To the whitest music we could think of (Madonna, The Clash, and Hootie & the Blowfish), the kids, dressed in bathing suits and cutoffs, danced and laughed in the hot water and suds. Ignoring the amber siren light, they ran under the waterfall of the not-so Hot Carnauba Wax. We handed them candy and soda pop and let them stand in front of the drying blast of the hot-air blowers for as long as they wanted. Reminding them that having a warm wind blowing in your face was what it felt like to be white and rich. That life for the fortunate few was like being in the front seat of a convertible twenty-four hours a day.

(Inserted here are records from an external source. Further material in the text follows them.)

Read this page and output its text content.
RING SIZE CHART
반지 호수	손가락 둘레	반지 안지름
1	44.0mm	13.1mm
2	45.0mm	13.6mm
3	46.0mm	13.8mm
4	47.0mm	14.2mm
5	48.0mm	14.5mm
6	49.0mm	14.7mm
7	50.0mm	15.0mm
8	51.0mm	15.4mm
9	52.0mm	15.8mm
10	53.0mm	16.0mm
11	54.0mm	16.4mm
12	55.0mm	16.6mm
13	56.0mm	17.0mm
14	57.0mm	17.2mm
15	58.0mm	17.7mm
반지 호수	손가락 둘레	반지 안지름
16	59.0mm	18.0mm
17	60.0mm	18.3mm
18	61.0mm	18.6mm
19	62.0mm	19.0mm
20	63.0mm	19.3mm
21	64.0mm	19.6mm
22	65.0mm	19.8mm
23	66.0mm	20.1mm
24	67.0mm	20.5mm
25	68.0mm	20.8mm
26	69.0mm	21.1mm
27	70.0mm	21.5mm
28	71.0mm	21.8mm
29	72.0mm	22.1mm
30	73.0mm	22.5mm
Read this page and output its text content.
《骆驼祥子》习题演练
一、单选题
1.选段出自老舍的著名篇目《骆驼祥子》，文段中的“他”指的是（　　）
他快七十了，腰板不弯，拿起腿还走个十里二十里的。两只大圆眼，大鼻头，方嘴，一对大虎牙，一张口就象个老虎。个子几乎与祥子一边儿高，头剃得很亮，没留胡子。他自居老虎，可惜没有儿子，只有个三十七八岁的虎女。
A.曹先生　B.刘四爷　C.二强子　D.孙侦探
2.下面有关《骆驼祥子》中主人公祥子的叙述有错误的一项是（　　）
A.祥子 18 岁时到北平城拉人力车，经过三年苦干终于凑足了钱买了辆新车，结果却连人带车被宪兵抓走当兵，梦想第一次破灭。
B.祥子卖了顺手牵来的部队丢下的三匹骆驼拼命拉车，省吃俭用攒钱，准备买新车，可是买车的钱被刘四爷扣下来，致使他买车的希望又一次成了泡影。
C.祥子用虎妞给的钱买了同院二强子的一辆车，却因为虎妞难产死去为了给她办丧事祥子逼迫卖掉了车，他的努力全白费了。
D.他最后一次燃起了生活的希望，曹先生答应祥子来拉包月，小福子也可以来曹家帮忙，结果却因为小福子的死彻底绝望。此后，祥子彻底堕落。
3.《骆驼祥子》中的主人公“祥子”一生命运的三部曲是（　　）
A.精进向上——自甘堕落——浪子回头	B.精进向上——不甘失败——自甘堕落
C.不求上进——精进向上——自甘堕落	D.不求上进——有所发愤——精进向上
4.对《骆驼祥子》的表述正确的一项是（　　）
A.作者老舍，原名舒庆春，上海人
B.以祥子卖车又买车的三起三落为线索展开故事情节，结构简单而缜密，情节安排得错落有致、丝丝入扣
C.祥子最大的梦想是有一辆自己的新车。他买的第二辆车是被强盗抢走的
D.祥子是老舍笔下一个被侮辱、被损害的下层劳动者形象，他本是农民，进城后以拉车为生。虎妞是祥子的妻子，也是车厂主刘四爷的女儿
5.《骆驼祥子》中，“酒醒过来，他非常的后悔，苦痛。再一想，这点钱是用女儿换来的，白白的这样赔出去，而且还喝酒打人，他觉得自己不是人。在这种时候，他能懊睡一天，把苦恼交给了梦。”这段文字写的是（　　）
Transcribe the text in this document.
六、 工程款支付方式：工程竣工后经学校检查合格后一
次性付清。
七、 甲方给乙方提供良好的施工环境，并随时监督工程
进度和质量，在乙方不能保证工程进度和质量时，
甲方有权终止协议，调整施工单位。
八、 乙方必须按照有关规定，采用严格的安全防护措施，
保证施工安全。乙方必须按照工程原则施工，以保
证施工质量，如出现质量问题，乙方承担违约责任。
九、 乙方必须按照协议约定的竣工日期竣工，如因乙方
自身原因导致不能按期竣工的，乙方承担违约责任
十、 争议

It wasn’t necessarily a case of saving the best for last, but as Hood Day approached, Hominy and I had managed to install some form of segregation in nearly every section and public facility in Dickens except for the Martin Luther “Killer” King, Jr., Hospital, which is paradoxically located in Polynesian Gardens. Polynesian Gardens, aka P.G., being a majority-Latino neighborhood that carried a rumored reputation for being hostile toward African-Americans. In fact, local legend had it that the injuries black Dickensians suffered while driving through P.G. to the hospital were often more severe than the afflictions that had caused them to seek medical attention in the first place. Between the police and the gangs, navigating the streets of any neighborhood in L.A. County, especially any section not familiar with you, can be dangerous. You just never know when you’re going to get rolled up on for being or wearing the wrong color. I’d never had any problems in Polynesian Gardens, but if I were to be honest, I never went there at night. And the evening before our planned action on the hospital, there’d been a shoot-out between Varrio Polynesian Gardens and Barrio Polynesian Gardens, two gangs with a longstanding blood feud over spelling and pronunciation. So to ensure Hominy and I got in and out with our asses intact, I attached two small purple-and-gold Lakers pennants to the front fenders of my pickup truck and, for good measure, flew a giant Iwo Jima — sized, 1987 Championship Lakers flag from the roof. Everybody, and I mean everybody in Los Angeles, loves the Lakers. And driving down Centennial Avenue, even behind slow-moving lowriders that refused to go faster than ten miles an hour, the Lakers flags billowed majestically in the night wind, giving the pickup truck an ambassadorial vibe that allowed us to cruise through with a temporary diplomatic immunity.

The director of Martin Luther “Killer” King, Jr., Hospital, Dr. Wilberforce Mingo, was an old friend of my father’s and had given me permission to segregate the place when I explained to him that it’d been me who painted the borderlines, put up the exit sign, and conceived the Wheaton Academy. He leaned back in his chair and said that for two pounds of cherries I could segregate his hospital in any way I saw fit. And under the cover of “no one gives a fuck” darkness, Hominy and I painted the words The Bessie Smith Trauma Center in thick, drippy, blood-red horror-movie-poster letters on what was until then a nameless glass-door emergency entrance to King Hospital. Then we drilled a plain black-and-white metal placard into the middlemost concrete pillar. It read, WHITE-OWNED AMBULANCE UNITS ONLY.